An international team of investigators is working on designing and completing the first human trial of a mosaic HIV vaccine candidate and Los Alamos National Laboratory researcher Bette Korber is part of the team.The scientists are led by Duke University Medical Center under consortium leader Dr. Barton Haynes, director of the Duke Human Vaccine Institute and the Center for HIV/AIDS Vaccine Immunology (CHAVI).
Haynes said the team will use the NYVAC vaccinia vector – derived from the smallpox vaccine, and DNA containing a new set of artificial, computer-designed HIV genes in a Phase-I clinical trial.
This trial will be supported by the Bill & Melinda Gates Foundation and the National Institute of Allergy and Infectious Diseases (NIAID), part of the National Institutes of Health.
The new vaccine is based on a new strategy of fighting the human immunodeficiency virus, by targeting its extensive genetic diversity.
The researchers have already started working on the design of an early phase safety trial that will evaluate mosaic vaccines in humans.
The concept of mosaic vaccine will be tested and might just open the way to a new generation of HIV vaccine candidates.
The difference between mosaic and traditional HIV vaccines is that the latter boosts the immune system to recognize naturally occurring stretches of certain amino acids from the proteins of the virus, while mosaic vaccines include many sets of synthetic, computer-generated sequences of proteins that can stimulate the immune system to respond to a wide variety of circulating HIV strains.
This type of vaccines have been studied in animals and have had positive results in increasing the range of immune responses (the results of these studies can be found in Nature Medicine).
The team that developed the mosaic genes was led by Korber, a senior researcher in Los Alamos National Laboratory's Theoretical Division.
Human trials should be ready to launch by late 2012, according to Haynes.
Korber said that “HIV's diversity is vast, and the mosaic gene design represents a novel vaccine design to directly tackle HIV diversity in human clinical trials.

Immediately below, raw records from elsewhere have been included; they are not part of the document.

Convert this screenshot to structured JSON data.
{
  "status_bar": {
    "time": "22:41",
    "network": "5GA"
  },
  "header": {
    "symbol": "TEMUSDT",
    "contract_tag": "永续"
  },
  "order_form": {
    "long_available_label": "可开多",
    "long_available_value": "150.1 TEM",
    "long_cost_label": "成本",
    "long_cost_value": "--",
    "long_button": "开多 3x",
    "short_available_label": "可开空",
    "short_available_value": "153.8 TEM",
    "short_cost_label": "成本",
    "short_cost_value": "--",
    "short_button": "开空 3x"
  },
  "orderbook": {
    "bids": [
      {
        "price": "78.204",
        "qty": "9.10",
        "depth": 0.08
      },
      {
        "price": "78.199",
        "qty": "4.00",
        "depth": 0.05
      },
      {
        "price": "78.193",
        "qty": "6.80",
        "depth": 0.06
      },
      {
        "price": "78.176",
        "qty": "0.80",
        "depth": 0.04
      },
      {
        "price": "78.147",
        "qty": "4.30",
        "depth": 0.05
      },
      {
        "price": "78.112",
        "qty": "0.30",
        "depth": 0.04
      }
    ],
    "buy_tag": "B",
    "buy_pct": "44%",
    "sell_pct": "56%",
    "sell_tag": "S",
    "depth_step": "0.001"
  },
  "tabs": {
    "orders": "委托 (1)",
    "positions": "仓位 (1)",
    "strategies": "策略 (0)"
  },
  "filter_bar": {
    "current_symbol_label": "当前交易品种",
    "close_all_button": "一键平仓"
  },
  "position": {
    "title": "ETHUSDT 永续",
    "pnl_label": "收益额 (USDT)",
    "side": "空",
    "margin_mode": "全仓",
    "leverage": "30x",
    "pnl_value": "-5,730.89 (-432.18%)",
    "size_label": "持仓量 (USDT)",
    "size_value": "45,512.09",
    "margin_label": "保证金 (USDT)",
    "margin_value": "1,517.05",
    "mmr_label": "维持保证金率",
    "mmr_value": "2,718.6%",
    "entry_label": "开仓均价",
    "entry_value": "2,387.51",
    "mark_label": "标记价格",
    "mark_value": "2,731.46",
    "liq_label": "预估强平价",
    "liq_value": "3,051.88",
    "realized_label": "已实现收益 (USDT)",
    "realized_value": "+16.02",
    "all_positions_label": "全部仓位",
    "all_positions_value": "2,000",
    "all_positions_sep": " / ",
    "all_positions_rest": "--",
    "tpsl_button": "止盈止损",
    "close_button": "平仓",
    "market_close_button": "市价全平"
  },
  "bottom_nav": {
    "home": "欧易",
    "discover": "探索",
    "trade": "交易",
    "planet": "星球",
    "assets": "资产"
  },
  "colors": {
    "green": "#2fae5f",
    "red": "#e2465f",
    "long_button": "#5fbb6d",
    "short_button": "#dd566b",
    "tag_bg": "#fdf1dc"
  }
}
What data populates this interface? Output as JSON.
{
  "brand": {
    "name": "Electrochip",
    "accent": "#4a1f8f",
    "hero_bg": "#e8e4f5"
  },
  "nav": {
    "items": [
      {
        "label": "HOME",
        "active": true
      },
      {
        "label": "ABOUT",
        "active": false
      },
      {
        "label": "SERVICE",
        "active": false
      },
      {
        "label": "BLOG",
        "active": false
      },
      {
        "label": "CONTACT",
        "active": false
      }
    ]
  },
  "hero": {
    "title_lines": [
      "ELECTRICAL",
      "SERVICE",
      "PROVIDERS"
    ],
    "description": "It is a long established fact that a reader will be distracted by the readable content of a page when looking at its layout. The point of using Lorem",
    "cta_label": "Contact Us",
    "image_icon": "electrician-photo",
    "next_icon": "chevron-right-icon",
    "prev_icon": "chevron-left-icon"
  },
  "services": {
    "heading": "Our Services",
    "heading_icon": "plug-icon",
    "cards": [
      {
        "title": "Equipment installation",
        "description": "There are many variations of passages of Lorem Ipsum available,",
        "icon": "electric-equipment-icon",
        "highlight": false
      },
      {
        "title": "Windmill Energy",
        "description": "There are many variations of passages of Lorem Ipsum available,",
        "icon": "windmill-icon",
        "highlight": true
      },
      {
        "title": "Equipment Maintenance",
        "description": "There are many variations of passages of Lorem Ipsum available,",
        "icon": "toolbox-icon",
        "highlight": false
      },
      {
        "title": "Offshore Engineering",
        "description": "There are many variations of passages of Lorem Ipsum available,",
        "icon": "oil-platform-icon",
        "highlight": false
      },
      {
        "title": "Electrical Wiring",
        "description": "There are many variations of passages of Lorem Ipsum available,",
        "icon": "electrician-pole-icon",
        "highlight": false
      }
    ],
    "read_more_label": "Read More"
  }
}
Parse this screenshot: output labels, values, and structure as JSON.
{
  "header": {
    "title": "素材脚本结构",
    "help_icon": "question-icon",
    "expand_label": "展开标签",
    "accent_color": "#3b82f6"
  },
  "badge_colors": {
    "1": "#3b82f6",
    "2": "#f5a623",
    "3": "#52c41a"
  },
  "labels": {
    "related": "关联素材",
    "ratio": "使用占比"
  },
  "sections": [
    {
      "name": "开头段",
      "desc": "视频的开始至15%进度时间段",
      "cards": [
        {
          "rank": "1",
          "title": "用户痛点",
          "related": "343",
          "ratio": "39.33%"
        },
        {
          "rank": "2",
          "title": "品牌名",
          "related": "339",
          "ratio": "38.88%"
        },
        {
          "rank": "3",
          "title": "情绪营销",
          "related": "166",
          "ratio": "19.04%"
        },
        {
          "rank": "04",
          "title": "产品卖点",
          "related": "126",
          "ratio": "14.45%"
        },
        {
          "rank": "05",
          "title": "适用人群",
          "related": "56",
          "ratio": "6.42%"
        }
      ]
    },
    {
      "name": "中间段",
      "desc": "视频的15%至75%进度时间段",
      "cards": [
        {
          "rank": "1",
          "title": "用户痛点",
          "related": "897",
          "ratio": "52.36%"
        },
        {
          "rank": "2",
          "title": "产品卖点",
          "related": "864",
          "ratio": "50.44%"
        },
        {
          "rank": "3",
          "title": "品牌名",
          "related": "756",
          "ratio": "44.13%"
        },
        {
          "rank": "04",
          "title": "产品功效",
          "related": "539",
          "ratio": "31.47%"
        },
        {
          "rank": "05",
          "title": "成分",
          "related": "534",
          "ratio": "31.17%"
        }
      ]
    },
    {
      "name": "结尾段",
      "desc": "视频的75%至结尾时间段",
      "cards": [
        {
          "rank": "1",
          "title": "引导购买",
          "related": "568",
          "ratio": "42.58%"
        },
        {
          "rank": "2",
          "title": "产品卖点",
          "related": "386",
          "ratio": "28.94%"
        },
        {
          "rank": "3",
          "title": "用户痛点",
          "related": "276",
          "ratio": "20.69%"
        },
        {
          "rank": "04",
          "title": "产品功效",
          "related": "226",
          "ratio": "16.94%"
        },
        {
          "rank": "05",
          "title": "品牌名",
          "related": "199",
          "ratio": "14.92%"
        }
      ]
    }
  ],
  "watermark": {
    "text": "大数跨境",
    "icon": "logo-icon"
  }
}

“Based on computational models, mosaic vaccines were predicted to perform better than natural HIV genes; experimental studies in animals, which directly compared mosaic to natural vaccines, supported that prediction.
“We are excited to test this concept in humans.”
Haynes added that “each member of this consortium is also a member of the Global HIV Vaccine Enterprise, and this collaboration is truly a global effort to make progress on HIV vaccine development.”
This association of scientists includes the best researchers and the most committed organizations of developing an effective vaccine against HIV infection.
Among the participants are The Foundation for the National Institutes of Health, the Fred Hutchinson Cancer Research Center and its NIH-funded HIV Vaccine Trials Network, the IPPOX Foundation in Switzerland, Beth Israel Deaconess Medical Center, Los Alamos National Laboratory, the NIH/NIAID Vaccine Research Center, Duke University and its Center for HIV/AIDS Vaccine Immunology, the Bill & Melinda Gates Foundation and the Division of AIDS of the National Institute of Allergy and Infectious Diseases.
The NYVAC vaccine is provided by Sanofi-Pasteur, a collaborator in the study.